La risposta della Commissione, arrivata ieri e affidata al Commissario Olivér Várhelyi, lascia, però, interdetti. Con tono burocratico e scollegato dalla realtà, si ribadisce che “la Commissione non ha una posizione sulla questione della morte assistita” e che “l’assistenza sanitaria, compresa quella ai pazienti terminali, rientra nelle competenze degli Stati membri”. Nessuna riflessione sulla disuguaglianza di trattamento tra cittadini europei, nessun tentativo di armonizzazione, nessuna visione politica o etica: solo un pilatesco scaricabarile.
In sostanza, mentre le istituzioni europee non esitano a legiferare su ogni aspetto della vita quotidiana – dal packaging degli alimenti alla lunghezza dei cetrioli – quando si tratta di scelte fondamentali, come la libertà di decidere sul proprio fine vita, preferiscono voltarsi dall’altra parte. Una reticenza che suona ancora più stridente se si considera la retorica altisonante con cui Bruxelles ama presentarsi come paladina globale dei diritti umani e della dignità.
L’assenza di una cornice europea in materia, di fatto, non è più tollerabile nel 2025. I cittadini europei non possono essere trattati in modo differente a seconda della latitudine in cui si ammalano o soffrono.

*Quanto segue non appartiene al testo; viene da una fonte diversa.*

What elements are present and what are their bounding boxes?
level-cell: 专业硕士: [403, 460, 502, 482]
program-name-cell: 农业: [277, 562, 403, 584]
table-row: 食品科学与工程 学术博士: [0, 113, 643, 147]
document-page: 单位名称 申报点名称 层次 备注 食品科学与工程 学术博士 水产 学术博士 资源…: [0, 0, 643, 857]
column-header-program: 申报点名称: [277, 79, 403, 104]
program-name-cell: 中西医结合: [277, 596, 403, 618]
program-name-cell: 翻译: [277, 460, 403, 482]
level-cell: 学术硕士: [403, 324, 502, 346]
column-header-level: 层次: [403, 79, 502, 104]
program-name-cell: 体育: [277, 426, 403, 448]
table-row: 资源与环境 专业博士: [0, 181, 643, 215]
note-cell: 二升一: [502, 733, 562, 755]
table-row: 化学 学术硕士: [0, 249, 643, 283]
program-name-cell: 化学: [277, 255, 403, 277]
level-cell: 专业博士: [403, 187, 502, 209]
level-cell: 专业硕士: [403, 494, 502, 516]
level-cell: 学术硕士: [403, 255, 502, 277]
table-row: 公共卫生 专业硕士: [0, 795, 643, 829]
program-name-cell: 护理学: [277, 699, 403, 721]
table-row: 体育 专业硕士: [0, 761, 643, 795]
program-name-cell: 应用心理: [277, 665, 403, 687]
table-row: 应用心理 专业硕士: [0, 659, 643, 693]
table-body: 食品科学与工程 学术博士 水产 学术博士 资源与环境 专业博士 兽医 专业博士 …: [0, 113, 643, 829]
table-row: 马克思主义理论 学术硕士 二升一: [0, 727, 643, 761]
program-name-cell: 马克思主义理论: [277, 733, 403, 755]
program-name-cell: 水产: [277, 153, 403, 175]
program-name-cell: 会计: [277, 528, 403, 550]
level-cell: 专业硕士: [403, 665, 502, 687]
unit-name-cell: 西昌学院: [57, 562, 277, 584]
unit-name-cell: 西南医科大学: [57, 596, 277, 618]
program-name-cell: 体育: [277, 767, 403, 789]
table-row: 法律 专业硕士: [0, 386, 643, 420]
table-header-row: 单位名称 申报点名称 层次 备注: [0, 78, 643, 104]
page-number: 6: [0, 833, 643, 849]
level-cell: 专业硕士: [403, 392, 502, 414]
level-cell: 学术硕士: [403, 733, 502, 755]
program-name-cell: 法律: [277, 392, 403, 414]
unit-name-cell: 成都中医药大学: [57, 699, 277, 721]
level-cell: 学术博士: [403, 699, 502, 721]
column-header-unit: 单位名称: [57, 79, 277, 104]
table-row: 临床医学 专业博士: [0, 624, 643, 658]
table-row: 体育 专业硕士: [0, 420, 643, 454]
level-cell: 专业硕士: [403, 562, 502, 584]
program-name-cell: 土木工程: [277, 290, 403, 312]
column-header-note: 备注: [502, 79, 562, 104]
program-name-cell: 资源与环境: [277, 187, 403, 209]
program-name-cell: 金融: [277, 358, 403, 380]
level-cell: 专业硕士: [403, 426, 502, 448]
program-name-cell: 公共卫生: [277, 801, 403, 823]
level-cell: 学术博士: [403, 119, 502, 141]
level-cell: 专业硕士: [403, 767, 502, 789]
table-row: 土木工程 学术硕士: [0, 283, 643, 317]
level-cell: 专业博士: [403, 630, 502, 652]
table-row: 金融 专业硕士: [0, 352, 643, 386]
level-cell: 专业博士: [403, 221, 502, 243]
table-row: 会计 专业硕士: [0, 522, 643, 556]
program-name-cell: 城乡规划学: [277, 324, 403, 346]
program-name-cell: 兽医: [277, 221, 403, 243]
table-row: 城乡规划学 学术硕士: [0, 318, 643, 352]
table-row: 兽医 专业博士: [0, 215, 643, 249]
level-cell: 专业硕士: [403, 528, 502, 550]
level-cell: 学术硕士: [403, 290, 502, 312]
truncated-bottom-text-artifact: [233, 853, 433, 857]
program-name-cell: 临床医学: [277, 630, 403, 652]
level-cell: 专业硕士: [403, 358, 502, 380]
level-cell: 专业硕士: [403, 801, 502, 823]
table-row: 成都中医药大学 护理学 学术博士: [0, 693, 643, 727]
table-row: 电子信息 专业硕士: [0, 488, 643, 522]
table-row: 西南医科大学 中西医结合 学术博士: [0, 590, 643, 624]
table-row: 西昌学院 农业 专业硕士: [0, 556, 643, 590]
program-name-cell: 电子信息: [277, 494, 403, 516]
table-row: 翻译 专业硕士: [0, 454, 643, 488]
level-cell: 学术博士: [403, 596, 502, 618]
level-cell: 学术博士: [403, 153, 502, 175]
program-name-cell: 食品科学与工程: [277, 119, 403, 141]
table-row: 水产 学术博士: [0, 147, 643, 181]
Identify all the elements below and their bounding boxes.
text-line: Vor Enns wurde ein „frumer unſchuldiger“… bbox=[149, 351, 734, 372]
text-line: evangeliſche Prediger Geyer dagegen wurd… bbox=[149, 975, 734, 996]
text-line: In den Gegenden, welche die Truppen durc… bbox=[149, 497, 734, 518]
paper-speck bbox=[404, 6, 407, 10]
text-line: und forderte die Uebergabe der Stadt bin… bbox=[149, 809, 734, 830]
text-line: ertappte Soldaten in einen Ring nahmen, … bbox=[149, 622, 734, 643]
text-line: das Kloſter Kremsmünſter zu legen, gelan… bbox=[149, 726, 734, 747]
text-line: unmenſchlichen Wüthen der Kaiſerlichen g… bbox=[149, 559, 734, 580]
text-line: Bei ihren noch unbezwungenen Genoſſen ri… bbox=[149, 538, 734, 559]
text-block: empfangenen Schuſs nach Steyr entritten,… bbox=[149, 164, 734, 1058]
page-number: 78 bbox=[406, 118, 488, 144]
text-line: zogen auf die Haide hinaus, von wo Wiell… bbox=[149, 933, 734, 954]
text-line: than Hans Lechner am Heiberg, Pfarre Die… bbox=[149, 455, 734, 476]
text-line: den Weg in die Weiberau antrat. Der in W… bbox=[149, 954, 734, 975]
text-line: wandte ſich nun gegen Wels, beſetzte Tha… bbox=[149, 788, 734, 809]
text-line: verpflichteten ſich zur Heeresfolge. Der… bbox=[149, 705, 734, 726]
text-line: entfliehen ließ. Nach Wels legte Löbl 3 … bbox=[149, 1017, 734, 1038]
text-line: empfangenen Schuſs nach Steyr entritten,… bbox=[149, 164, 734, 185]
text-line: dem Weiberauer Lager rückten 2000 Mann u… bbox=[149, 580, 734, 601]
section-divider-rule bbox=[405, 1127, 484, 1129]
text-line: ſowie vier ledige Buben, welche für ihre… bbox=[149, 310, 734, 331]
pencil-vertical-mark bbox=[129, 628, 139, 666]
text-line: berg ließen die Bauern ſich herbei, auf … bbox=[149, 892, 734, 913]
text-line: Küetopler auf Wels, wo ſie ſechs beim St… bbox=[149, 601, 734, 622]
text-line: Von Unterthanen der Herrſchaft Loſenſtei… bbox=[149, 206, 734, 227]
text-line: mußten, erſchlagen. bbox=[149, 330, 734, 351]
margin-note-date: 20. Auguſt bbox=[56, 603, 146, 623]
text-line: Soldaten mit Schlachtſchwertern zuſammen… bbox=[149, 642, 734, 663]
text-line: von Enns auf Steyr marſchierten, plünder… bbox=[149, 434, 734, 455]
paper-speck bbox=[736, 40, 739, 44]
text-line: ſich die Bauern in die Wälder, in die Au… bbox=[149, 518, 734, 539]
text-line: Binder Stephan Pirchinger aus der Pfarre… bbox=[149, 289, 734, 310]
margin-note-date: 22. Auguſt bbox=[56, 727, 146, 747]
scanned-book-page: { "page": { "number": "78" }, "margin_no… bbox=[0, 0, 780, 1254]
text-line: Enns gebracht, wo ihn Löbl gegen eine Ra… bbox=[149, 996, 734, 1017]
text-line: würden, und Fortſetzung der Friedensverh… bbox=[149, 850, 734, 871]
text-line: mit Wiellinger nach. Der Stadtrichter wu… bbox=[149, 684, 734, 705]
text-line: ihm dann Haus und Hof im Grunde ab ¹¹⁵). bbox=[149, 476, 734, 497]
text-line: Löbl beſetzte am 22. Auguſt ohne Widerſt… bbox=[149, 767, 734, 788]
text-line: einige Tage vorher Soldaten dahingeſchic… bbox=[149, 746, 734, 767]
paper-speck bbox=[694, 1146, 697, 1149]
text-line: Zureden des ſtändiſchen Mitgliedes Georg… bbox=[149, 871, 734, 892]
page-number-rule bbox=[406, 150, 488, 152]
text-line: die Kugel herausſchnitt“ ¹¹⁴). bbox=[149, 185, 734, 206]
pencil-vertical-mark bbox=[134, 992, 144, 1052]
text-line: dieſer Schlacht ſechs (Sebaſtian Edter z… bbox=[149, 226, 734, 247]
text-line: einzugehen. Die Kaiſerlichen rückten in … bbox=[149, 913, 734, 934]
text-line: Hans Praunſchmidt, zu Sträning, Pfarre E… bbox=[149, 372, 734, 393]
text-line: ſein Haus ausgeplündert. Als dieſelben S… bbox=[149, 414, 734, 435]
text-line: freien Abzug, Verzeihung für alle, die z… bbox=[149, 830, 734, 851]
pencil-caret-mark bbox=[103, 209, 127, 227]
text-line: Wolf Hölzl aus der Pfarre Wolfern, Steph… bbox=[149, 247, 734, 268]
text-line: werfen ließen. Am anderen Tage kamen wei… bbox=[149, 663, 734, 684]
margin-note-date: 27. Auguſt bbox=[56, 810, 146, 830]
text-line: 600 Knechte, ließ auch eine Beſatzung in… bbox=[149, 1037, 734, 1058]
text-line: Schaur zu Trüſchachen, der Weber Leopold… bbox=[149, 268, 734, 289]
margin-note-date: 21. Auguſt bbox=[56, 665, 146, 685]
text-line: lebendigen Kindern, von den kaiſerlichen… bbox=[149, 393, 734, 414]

L’Europa dei diritti non può continuare a essere una chimera a geometria variabile, utile solo nelle dichiarazioni solenni ma assente nei momenti in cui dovrebbe contare davvero.
E allora, la domanda è semplice: di che “Unione” stiamo parlando, se su una questione di dignità e libertà personale come il fine vita, ogni cittadino europeo è abbandonato alle scelte – o alle omissioni – del proprio governo nazionale, senza alcuna garanzia comune da parte di quella che si definisce, con sempre meno credibilità, la “democratica” Commissione europea?